Chapman’s song emphasized an important point, reminiscent of James’ point to the early Church that they should view their trials with joy because they produce perseverance in faith (James 1:2-3). And while this point is a good one, and it can help us to have a right view of the struggles we encounter, there is another reason that we should say “bring it on” when, as Christians, we face tough times. The more we suffer, the more we struggle for Christ’s sake on this Earth, the more we will be rewarded in the next (See Matthew 5:11-13). When our difficulties arise as a result of our faithfulness to Christ and His calling, we can with confidence combat our trials. We say “bring it on” not only for the Earthly benefits of tested and proven faith, but for the heavenly ones as well.

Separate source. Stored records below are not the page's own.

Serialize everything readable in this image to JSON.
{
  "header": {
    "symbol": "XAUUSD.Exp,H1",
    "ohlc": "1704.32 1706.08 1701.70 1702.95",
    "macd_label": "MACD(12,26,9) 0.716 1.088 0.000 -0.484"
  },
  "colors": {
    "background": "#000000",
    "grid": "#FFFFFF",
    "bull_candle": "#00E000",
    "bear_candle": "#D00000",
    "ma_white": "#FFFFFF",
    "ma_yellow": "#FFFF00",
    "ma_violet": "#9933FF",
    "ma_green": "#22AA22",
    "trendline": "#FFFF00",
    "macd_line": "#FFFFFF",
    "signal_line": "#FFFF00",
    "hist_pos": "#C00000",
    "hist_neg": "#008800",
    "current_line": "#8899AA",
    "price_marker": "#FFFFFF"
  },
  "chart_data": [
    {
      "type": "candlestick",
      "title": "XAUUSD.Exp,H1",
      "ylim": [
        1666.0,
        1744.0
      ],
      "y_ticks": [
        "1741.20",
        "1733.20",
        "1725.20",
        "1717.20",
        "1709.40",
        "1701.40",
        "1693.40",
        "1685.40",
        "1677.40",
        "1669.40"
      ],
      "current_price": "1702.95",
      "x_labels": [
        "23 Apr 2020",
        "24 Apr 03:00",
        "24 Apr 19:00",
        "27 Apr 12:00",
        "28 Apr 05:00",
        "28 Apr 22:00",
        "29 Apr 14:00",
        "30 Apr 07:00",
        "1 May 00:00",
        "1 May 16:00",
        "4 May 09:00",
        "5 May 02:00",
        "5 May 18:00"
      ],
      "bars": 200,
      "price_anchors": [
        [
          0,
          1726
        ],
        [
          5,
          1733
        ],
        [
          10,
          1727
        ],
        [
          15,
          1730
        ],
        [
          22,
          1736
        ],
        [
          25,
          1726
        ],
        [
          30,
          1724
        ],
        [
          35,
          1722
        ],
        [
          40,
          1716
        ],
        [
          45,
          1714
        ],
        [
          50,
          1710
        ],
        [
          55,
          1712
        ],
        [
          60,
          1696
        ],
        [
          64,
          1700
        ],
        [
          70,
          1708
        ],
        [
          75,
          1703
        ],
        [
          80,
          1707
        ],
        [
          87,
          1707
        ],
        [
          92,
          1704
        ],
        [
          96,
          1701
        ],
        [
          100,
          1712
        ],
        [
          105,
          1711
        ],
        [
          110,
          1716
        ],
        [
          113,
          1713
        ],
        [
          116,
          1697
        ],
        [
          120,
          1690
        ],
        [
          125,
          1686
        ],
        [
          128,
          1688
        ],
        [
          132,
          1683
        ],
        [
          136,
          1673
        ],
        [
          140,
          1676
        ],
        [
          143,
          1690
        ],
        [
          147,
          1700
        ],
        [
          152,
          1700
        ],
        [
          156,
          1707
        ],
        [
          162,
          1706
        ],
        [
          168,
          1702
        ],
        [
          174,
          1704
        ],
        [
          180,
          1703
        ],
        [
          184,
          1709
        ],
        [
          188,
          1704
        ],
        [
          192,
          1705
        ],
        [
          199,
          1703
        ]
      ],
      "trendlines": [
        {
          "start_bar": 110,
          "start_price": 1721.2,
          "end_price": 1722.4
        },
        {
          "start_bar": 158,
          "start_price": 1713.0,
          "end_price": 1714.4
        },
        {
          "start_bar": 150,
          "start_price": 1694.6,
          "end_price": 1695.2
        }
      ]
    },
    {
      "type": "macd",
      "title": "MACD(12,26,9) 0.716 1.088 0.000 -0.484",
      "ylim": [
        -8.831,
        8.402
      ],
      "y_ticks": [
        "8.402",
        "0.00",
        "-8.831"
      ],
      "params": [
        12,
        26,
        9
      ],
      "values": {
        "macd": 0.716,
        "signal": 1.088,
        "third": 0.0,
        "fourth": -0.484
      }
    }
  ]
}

This is no small tasks. Welcoming trials seems in opposition to all that we as humans crave. We desire the avoidance of pain, and the preponderance of pleasure. And while we shouldn’t seek out troubling situations, just for the sake of encountering them (See Matthew 4:7), we also needn’t fear them. We can confidently say “bring it on” knowing that in the end our rival will be conquered and our reward great.